A study investigating the cost-effectiveness of routine HBV screening in a hypothetical model of patients who start chemotherapy for solid tumors reports that it is not likely to be cost-effective.25 But the most recent guidelines of the Centers for Disease Control and Prevention, The American Association for the Study of the Liver and the European Association for the Study of the Liver all recommend universal screening despite not being cost-effective.2,9,12,13 Given the low costs of HBV screening, the high additional costs and clinical consequences for patients with HBVr, we recommend routine HBV screening for all patients receiving chemotherapy.17
In conclusion, the implementation of routine HBV screening for all patients treated with chemotherapy increases the number of patients identified as at-risk for HBVr and contributes to prevention of HBVr.
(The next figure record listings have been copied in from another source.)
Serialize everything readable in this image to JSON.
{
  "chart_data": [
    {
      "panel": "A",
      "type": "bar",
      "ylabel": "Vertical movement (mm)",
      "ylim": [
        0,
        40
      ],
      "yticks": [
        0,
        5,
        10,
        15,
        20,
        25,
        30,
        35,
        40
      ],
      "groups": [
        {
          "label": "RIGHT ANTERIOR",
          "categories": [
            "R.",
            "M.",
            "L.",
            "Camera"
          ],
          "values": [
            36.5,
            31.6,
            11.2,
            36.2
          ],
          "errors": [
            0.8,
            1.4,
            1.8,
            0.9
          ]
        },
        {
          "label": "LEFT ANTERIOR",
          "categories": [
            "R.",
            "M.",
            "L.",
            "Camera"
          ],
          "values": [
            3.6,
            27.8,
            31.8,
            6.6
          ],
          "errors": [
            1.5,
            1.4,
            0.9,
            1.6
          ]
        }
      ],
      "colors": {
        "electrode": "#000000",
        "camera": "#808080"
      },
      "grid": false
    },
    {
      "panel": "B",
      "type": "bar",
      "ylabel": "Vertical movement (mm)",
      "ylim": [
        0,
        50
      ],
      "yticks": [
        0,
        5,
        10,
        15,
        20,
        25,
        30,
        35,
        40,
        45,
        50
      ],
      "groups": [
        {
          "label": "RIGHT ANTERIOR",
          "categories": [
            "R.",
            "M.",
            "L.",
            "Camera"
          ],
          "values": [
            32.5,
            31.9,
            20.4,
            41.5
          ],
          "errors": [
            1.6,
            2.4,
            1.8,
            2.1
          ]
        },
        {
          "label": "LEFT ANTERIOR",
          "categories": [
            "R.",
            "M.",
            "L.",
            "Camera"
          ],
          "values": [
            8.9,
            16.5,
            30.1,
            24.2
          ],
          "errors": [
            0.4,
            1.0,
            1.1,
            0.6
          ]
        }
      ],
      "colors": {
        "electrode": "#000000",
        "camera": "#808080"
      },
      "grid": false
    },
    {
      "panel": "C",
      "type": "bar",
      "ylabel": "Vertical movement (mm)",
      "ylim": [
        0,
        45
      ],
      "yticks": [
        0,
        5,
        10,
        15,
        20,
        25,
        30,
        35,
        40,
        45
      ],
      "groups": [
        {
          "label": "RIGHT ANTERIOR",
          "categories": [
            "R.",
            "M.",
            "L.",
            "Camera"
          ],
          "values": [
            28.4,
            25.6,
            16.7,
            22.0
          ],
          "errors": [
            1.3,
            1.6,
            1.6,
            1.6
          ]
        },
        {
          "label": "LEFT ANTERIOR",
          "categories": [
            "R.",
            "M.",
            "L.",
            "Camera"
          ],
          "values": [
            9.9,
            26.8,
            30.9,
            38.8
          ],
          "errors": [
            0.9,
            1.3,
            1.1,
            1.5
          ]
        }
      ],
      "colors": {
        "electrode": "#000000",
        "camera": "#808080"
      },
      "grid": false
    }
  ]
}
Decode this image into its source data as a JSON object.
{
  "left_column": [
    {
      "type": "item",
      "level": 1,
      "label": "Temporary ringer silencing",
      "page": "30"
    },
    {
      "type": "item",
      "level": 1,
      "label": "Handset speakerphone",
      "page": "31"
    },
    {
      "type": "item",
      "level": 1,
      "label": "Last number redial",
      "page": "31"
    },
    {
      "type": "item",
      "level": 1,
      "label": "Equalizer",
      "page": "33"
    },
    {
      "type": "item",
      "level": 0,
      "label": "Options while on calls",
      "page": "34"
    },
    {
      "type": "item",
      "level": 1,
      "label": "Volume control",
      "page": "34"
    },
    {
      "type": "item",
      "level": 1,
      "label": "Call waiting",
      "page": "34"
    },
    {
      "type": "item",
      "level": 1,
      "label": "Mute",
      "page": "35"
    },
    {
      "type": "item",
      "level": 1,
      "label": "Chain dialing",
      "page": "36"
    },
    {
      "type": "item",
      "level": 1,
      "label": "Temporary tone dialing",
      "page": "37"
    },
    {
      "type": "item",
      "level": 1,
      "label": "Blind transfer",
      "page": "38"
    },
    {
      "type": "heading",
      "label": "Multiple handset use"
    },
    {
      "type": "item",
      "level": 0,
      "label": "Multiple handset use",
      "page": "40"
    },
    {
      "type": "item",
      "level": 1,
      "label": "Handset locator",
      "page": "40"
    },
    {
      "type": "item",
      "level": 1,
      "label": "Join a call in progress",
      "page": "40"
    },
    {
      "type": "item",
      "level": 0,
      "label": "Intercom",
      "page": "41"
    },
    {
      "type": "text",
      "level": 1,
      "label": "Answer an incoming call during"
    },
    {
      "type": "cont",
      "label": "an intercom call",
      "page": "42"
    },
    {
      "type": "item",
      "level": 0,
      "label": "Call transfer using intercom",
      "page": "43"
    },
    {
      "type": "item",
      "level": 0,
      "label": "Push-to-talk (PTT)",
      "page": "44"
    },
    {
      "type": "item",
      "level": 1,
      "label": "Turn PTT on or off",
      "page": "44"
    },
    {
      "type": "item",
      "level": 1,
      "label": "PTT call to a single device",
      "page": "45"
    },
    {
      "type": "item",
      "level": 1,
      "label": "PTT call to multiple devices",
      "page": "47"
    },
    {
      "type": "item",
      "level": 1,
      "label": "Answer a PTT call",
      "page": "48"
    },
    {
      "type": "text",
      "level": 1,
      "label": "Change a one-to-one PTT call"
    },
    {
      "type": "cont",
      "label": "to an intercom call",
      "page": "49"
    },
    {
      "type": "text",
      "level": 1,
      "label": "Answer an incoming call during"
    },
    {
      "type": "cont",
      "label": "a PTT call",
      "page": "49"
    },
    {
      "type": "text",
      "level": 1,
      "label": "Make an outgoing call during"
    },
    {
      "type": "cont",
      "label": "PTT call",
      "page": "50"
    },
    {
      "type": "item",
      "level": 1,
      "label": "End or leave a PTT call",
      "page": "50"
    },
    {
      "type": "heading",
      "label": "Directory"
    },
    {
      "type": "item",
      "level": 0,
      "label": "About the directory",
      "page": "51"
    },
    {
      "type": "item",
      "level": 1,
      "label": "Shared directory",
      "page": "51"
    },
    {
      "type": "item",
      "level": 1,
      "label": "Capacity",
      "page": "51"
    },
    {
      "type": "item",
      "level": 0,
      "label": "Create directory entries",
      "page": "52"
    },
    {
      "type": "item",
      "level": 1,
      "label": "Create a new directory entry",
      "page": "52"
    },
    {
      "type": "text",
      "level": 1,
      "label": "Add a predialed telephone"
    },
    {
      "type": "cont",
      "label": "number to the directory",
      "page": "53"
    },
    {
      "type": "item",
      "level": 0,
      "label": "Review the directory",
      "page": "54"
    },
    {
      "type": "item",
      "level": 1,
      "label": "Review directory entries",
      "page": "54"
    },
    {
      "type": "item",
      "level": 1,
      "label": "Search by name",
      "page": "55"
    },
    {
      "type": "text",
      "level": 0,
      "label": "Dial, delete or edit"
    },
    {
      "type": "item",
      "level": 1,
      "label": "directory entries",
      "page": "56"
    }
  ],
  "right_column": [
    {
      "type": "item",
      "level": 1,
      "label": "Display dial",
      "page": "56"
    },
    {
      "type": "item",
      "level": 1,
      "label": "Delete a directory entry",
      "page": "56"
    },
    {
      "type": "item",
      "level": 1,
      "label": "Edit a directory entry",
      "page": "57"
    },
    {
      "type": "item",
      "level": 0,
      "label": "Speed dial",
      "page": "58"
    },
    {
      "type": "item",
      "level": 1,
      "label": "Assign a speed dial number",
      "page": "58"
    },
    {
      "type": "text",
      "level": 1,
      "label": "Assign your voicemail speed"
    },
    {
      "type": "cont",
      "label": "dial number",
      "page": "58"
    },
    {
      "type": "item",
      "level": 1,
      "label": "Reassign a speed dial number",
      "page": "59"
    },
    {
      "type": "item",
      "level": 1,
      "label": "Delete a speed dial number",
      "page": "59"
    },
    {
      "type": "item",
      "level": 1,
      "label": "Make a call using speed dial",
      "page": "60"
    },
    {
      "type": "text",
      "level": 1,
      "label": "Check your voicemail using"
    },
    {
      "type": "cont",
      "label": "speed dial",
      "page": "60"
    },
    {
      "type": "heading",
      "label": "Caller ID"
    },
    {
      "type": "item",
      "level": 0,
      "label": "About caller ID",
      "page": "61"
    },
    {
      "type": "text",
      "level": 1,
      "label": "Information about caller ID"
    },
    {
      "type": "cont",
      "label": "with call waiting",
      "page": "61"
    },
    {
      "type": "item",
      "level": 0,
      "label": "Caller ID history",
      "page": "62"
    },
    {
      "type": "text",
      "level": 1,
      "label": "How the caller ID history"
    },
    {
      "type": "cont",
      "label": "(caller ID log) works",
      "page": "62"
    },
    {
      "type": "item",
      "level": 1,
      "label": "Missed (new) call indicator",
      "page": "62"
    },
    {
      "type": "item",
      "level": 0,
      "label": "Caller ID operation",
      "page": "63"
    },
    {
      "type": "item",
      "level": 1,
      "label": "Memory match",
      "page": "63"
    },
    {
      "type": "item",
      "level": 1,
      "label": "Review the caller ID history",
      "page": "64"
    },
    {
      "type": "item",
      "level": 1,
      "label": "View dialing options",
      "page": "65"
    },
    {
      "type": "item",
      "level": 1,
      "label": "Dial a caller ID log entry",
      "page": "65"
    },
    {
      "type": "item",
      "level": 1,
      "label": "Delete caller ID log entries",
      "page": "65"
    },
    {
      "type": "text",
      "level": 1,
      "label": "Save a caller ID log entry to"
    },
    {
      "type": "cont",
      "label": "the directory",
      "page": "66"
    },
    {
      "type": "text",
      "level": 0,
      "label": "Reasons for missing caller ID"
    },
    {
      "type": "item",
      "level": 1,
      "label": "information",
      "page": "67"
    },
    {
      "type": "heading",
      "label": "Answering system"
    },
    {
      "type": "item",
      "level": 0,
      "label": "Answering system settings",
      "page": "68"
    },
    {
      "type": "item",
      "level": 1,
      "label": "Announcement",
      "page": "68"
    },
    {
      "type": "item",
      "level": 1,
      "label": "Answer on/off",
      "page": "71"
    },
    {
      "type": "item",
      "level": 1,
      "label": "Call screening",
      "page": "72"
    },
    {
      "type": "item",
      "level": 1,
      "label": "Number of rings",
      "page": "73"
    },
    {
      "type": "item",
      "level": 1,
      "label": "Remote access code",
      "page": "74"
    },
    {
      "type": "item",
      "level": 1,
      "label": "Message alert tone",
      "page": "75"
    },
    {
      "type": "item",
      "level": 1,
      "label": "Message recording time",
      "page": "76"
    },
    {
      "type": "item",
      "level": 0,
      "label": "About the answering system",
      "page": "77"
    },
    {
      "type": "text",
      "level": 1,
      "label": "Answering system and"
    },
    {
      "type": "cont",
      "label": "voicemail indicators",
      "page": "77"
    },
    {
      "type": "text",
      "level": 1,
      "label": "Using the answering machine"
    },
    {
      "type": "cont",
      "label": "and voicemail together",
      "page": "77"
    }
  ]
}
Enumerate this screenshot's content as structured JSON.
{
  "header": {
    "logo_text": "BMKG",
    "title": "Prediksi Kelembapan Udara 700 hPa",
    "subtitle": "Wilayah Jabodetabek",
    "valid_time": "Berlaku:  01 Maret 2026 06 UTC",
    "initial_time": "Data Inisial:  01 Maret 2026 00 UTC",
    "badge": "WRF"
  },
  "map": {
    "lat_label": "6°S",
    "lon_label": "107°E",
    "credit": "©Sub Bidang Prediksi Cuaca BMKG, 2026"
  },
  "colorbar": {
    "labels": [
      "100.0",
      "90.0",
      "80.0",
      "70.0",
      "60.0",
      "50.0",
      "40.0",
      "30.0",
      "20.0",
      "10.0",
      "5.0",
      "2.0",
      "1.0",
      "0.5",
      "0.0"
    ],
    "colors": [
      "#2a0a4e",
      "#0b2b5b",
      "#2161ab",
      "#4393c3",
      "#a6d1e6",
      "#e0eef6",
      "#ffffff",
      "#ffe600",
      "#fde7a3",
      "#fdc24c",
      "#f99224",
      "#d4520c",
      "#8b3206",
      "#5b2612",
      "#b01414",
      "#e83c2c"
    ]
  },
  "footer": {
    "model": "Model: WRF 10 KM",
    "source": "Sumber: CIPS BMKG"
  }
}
The high prevalence of anti-HBc-positive patients in this study indicates the importance of routine HBV screening. To achieve a 100% screening rate, patients must only be allowed to start chemotherapy when the HBV test results are known, for example with an automated warning system to check HBV status before chemotherapy prescription. A cultural change for routine HBV screening and knowledge about the existing guidelines will be a first step to increase the screening rate in patients treated with chemotherapy.
We wish to thank Mieke Vink-de Goeij and Frank Kristel for providing the database with all patients that received chemotherapy at the Medical Centre Slotervaart.
All authors declare no conflicts of interest. No funding or financial support was received.